Il premio Nobel giapponese della letteratura Kenzaburo Oe li definisce «coloro che non si suicidarono nonostante avessero tutte le ragioni per farlo; che hanno salvato la dignità umana in mezzo alle più orrende condizioni mai sofferte dall’umanità». Doppi sopravvissuti, dal suicidio oltre che dal bombardamento senza preavviso che polverizzò e devastò prima Hiroshima con la potenza equivalente a 13 chilotoni, uccidendo sul colpo tra le settantamila e le ottantamila persone, poi Nagasaki, dove si calcola che a morire furono circa ottantamila persone.
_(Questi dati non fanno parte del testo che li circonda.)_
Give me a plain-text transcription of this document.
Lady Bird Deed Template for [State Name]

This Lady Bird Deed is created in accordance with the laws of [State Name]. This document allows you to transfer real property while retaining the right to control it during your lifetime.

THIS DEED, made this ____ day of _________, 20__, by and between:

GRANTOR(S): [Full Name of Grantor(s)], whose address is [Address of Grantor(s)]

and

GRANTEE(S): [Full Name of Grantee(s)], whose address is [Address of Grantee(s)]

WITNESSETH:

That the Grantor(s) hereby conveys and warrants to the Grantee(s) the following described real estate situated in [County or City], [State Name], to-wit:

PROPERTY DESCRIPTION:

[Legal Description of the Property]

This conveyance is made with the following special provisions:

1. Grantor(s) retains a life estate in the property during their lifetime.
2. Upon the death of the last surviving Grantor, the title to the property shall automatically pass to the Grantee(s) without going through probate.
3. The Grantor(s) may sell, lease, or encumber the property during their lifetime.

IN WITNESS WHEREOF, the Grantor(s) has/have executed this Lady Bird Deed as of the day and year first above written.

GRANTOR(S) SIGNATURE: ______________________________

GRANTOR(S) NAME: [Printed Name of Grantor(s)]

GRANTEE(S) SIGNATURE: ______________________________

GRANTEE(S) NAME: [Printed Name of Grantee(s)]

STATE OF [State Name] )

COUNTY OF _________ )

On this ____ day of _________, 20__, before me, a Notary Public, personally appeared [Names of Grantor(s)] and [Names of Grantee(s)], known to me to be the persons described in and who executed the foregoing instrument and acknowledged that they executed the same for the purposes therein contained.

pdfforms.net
Almeno duecentomila persone invece morirono nei mesi seguenti a causa delle radiazioni, una lenta agonia fatta di nausea, vomito, debolezza, febbre alta, diarrea, caduta dei capelli e perdita di sangue da naso, bocca, occhi e orecchie. Una decomposizione lenta, che partiva dall’interno e che riempiva l’aria di un odore insopportabile.
Una scia infinita di morte che non mollò la presa negli anni a seguire, dove a mietere vittime innocenti c’erano la leucemia, il cancro e tutto il corollario di gravi malattie date dalle radiazioni, non solamente quelle primarie ma anche quelle secondarie e residue. Un marchio nefasto che si passava a figli e nipoti, di generazione in generazione.
Gli Habakusha furono i testimoni di questo inferno, dal quale fu quasi impossibile ritornare, incastrati nei ricordi di quella luce abbagliante portatrice di un calore indefinibile, che raggiunse i quarantamila gradi centigradi, e di un vento di una violenza inaudita, capace cancellare ed annientare ogni cosa in un battito di ciglia.
Gli Hibakusha furono coloro che brancolavano disorientati tra le macerie, la pelle a penzolare a brandelli e bulbi oculari raccolti tra le mani, molti chiedendo aiuto per il figlio morto stretto tra le braccia come se fosse ancora vivo.
Gli Hibakusha furono coloro che dovettero affrontare la solitudine per aver perso parenti ed amici, ed il rimorso per non essere stati capaci di salvarli da sotto le macerie o dalle fiamme. Un esser soli amplificato dalla paura di sposarsi e mettere al mondo figli destinati a malformazioni e sofferenze. Non solo, imperava una discriminazione verso gli Hibakusha che li rendeva esclusi dall’essere scelti come futuri consorti.
Proprio per non dimenticare e per fare in modo non si ripetano altre Hiroshima e Nagasaki, esiste in Giappone il movimento degli Hibakusha che si batte affinché siano messe al bando le armi nucleari. Il loro incitamento è: «Vincete la repulsione e non abbiate paura di fissare i vostri occhi sulle orribili immagini di Hiroshima e Nagasaki, esse servono a ricordarvi che, finché esisteranno sulla Terra armi nucleari, ci sarà sempre per ciascuno di voi il pericolo di diventare un Hibakusha, un sopravvissuto!».
Una lotta che è una speranza, incisa anche in un lapide nei pressi dell’ipocentro di Hiroshima: «Non ripeteremo mai più l’errore». L’uomo ne sarà capace?